Pour situer la base, Andy donne une image simple : tape sur Google « qui commande les muscles », tu tombes sur le cerveau. La base du mouvement, et pourtant presque personne ne s'y intéresse vraiment dans la préparation. On a pris pour acquis que cette partie-là était bien faite, sans aller vérifier.
Le raisonnement tient en peu de mots. Pour bouger de façon automatique, il faut des informations. Pour décider de bouger d'une certaine manière, il faut des informations. Et on passe quinze ans avec un joueur à travailler le résultat, le mouvement, le geste, sans jamais regarder de quelles informations il disposait pour produire ce geste, ni comment il les réintégrait en quantité, en qualité et en vitesse.
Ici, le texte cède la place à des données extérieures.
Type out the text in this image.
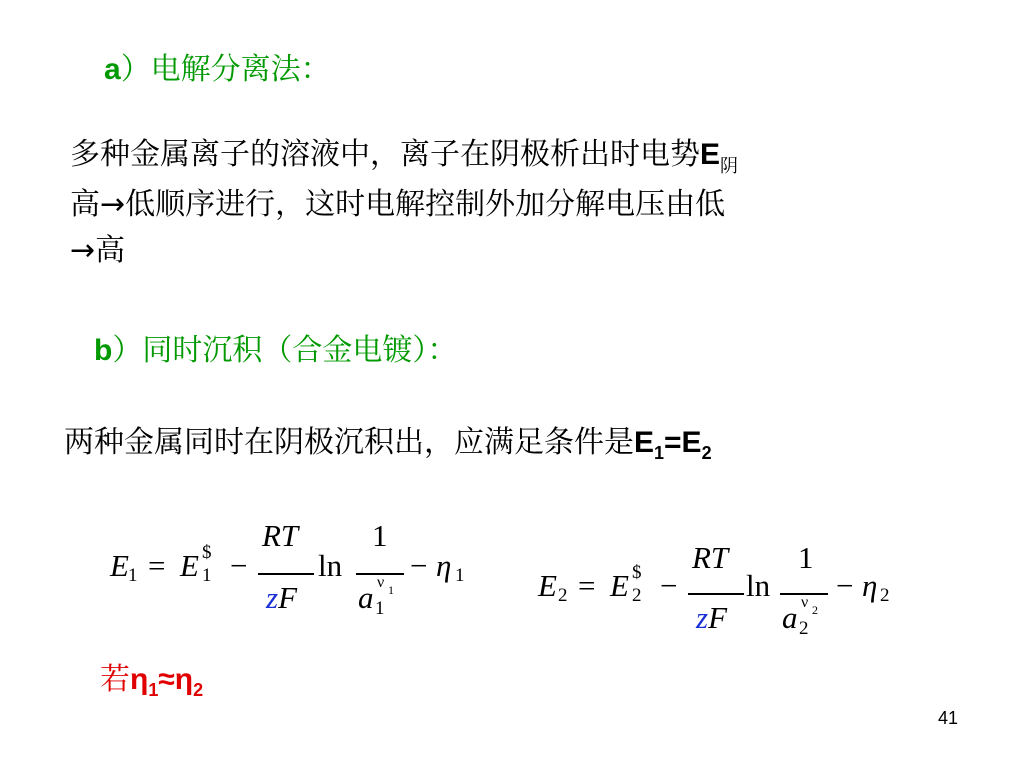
a）电解分离法：
多种金属离子的溶液中，离子在阴极析出时电势$E_阴$
高→低顺序进行，这时电解控制外加分解电压由低
→高
b）同时沉积（合金电镀）：
两种金属同时在阴极沉积出，应满足条件是$E_1=E_2$
E 1 = E $
1 −
RT
zF
ln
1
a ν 1
1
− η 1 E 2 = E $
2 −
RT
zF
ln
1
a ν 2
2
− η 2
若$\eta_1\approx\eta_2$
41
Quand on s'y met enfin, les gains sont massifs. Andy cite une donnée qu'il a publiée : 300 % de stabilité en plus. Le détail qui pique : le joueur concerné était professionnel et ne tenait pas cinq secondes sur une jambe. Lui ne le savait pas, mais cette instabilité limitait sa course, son shoot, ses changements de direction, tout un tas de choses qui en dépendaient sans qu'il le voie.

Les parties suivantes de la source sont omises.